The End of Halloween

Updated: Oct 27, 2020


Somehow Thursday is Halloween.


It will be my first Halloween not trick-or-treating. I went during my first two years during college because at the end of the night who wouldn't want to take unsafe candy from my bag. I always let my friends and fellow trick-or-treaters take whatever they want from my collection because with my food allergies there seemed to be more unsafe candies than safe ones.


When I arrived home I would let my parents take what they wanted and we would donate the rest.
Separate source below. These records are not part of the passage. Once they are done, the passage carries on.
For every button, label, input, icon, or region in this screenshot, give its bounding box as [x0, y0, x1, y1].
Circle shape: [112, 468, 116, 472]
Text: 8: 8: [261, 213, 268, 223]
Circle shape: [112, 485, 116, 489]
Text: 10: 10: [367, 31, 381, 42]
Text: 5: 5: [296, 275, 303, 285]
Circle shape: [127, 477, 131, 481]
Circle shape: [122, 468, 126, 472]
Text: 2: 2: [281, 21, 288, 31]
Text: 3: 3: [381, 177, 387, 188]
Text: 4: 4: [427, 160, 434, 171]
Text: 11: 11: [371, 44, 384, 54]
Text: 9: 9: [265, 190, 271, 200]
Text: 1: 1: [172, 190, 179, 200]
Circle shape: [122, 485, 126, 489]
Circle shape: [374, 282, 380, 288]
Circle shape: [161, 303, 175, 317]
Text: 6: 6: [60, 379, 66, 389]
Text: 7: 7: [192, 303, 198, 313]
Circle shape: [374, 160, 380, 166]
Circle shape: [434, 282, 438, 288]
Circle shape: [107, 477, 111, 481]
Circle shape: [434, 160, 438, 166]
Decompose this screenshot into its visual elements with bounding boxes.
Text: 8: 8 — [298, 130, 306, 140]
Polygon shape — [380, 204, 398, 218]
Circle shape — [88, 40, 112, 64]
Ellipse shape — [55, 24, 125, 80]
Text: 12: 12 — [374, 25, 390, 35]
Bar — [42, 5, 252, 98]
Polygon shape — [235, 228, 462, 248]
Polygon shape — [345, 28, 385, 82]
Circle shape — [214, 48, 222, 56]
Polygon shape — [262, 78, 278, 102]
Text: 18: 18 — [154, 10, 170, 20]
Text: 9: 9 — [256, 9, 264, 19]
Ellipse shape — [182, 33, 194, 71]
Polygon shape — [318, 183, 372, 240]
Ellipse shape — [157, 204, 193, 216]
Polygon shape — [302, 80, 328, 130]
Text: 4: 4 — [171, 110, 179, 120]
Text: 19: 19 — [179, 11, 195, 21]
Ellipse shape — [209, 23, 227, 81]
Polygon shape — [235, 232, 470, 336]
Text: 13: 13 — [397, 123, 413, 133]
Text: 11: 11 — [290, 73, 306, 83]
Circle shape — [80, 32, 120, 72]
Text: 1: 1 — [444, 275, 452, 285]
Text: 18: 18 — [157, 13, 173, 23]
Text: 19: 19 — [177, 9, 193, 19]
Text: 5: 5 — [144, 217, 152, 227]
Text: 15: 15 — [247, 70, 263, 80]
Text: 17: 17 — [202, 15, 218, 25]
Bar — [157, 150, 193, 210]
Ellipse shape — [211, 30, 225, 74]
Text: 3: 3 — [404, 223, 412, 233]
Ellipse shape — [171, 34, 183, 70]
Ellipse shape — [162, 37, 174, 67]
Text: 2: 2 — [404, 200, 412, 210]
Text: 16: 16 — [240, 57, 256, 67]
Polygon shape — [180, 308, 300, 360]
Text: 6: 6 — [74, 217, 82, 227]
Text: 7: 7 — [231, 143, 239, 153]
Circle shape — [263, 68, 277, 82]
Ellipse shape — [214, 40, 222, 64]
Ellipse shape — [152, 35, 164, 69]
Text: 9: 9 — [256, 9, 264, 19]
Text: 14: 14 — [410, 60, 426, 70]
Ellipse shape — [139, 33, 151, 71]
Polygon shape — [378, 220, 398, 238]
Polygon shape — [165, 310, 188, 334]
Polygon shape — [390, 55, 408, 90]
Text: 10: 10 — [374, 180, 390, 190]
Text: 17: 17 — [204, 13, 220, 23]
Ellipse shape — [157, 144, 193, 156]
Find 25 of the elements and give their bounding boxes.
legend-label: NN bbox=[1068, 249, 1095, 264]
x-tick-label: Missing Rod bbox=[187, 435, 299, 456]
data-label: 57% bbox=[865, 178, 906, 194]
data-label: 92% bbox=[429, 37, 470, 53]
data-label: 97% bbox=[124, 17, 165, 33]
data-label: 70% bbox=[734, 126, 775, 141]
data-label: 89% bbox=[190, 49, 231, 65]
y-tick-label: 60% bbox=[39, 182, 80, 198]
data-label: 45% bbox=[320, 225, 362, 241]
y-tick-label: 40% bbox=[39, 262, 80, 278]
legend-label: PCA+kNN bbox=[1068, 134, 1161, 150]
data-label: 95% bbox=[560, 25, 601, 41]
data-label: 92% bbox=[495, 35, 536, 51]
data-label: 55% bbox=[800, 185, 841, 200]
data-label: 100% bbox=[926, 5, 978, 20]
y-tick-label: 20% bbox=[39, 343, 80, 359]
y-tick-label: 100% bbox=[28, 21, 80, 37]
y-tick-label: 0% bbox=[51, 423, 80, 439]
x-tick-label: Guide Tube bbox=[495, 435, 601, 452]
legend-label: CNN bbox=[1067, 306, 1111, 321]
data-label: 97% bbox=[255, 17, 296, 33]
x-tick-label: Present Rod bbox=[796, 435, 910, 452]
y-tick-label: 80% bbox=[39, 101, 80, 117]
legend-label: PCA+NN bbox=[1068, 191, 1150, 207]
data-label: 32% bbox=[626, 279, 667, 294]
Sometimes if there were any safe ones I could have I would eat it, but usually I just ate the candy that I know came straight from the grocery store and wasn't in a bag mixed with unsafe ones.


Halloween was never really exciting for me. As a child the purpose of walking around to different houses and having to be brave enough to say "Trick-or-Treat" to be given something that could hurt, even kill me didn't make all that much sense. Other than the fact that everyone else was doing it and I wanted to fit in. So each year I put on a costume, went trick or treating and sometimes even attended Halloween parties.


Where I live we don't get any trick-or-treaters, so I would almost always go to other neighborhoods to trick-or-treat. Where I was trick-or-treating seemed to change every year and it wasn't more exciting until the Teal Pumpkin Project came into existence.


This project gives households the opportunity to provide safe non-food treats and let trick-or-treaters know by displaying a teal pumpkin.


Once Food Allergy Research and Education (FARE) started the Teal Pumpkin Project Halloween became like a scavenger hunt for me. I would keep count of the few the houses that were participating and would explain to those at each door how I went basically my whole childhood collecting candy I didn't eat.


In 2014 when the Teal Pumpkin Project started I was in high school. And for the first time I felt like Halloween could be something that I wouldn't have to pretend to enjoy anymore. There was a new purpose to it that was inclusive and exciting.


For me Halloween has ended because I won't be trick-or-treating anymore and there aren't any trick-or-treaters coming to my neighborhood for me to give out non-food treats to. However, my support of the Teal Pumpkin Project will never end, as I believe everyone trick- or-treating with food allergies deserves to feel included.